I've just started Edward P. Jones's The Known World, more historical fiction set in nineteenth century Virginia. I can't read very much of it at a time, because I just get to shaking with anger about the whole idea of slavery. Reading about people working for years to put money away to buy their own children brings the true depravity of such a system home on a gut level. I keep thinking about my ancestor who fought for the Confederate Army, and I'm sure that many of my numerous North Carolina relatives must have kept slaves. So there's familial shame and good old lib'rull white guilt burbling up as well, for all the good they do. It would be easy to put this book down and just tuck all that rage and shame away again. But I'll keep reading, because I should know more about this stuff. Everyone should.

Finally, I picked up a copy of Ami McKay's new book The Birth House today -- the midwives were selling autographed copies. It's about a woman in rural nineteenth century Nova Scotia who is apprenticed to a midwife who dies just as a male obstetrician is moving into town and holding afternoon teas to explain why it's no longer necessary to endanger Our Children by letting unqualified women look after mothers during pregnancy and delivery. I suspect this one will have me foaming at the mouth as well. The more I read about the medicalization of birth for women with normal, low-risk pregnancies, the angrier I get about that, too.

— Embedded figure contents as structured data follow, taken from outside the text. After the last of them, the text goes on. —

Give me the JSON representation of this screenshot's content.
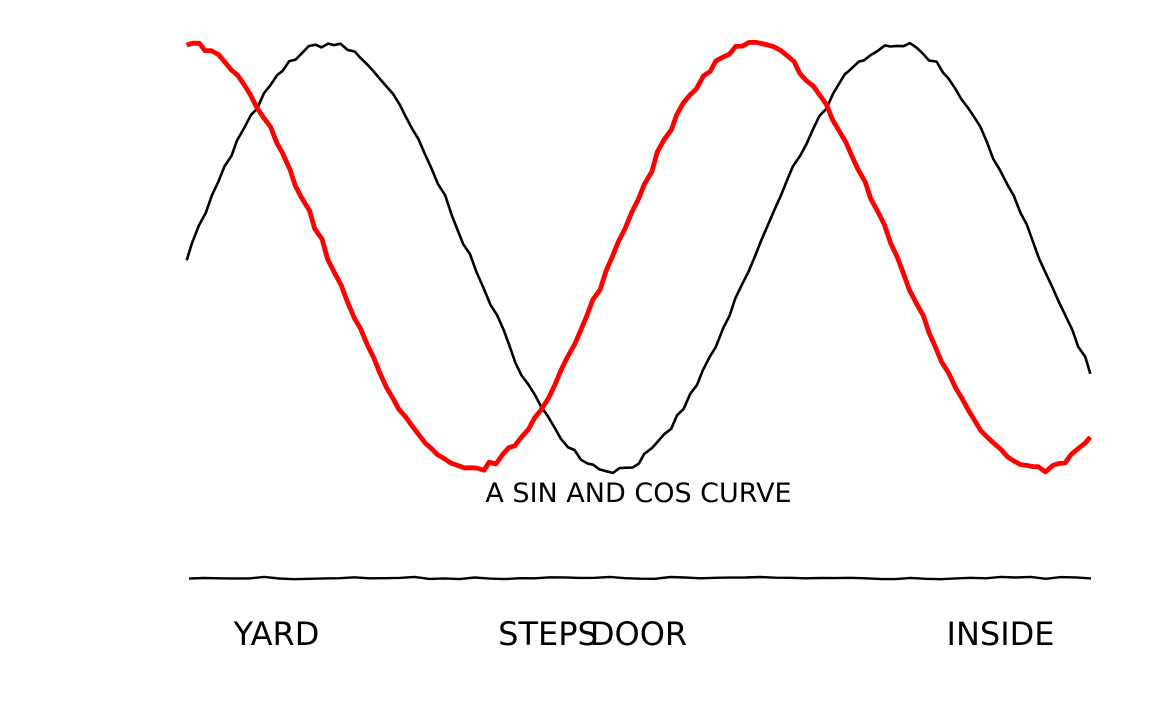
{
  "chart_data": {
    "type": "line",
    "style": "xkcd",
    "x_range": [
      0,
      10
    ],
    "ylim": [
      -1.25,
      1.05
    ],
    "grid": false,
    "legend": "none",
    "axes_visible": {
      "left": false,
      "top": false,
      "right": false,
      "bottom": true
    },
    "series": [
      {
        "function": "sin",
        "color": "#000000",
        "x": [
          0,
          0.5,
          1,
          1.5,
          2,
          2.5,
          3,
          3.5,
          4,
          4.5,
          5,
          5.5,
          6,
          6.5,
          7,
          7.5,
          8,
          8.5,
          9,
          9.5,
          10
        ],
        "y": [
          0,
          0.48,
          0.84,
          1.0,
          0.91,
          0.6,
          0.14,
          -0.35,
          -0.76,
          -0.98,
          -0.96,
          -0.71,
          -0.28,
          0.22,
          0.66,
          0.94,
          0.99,
          0.8,
          0.41,
          -0.08,
          -0.54
        ]
      },
      {
        "function": "cos",
        "color": "#ff0000",
        "x": [
          0,
          0.5,
          1,
          1.5,
          2,
          2.5,
          3,
          3.5,
          4,
          4.5,
          5,
          5.5,
          6,
          6.5,
          7,
          7.5,
          8,
          8.5,
          9,
          9.5,
          10
        ],
        "y": [
          1.0,
          0.88,
          0.54,
          0.07,
          -0.42,
          -0.8,
          -0.99,
          -0.94,
          -0.65,
          -0.21,
          0.28,
          0.71,
          0.96,
          0.98,
          0.75,
          0.35,
          -0.15,
          -0.6,
          -0.91,
          -1.0,
          -0.84
        ]
      }
    ],
    "xticks": [
      {
        "value": 1,
        "label": "YARD"
      },
      {
        "value": 4,
        "label": "STEPS"
      },
      {
        "value": 5,
        "label": "DOOR"
      },
      {
        "value": 9,
        "label": "INSIDE"
      }
    ],
    "annotation": {
      "text": "A SIN AND COS CURVE",
      "x": 5,
      "y": -1.15
    }
  }
}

Women are built to make babies and give birth to them. Most mothers don't need medical intervention. There are reams and reams of information passed down through generations of women about how our bodies work and how we can treat them well in order to bring about healthy outcomes (and babies).

I'm looking forward to learning more about midwifery so that I can learn more about social history as well. The Birth House should be a fascinating start.

In other news, Martha the cat is still impossibly cute.

Friday, April 07, 2006

We'll definitely be going back to this place

One of my colleagues and I went out for lunch at a nice Indian restaurant on Eglinton today. His comment, on seeing this sign: "I'd like three grams, please."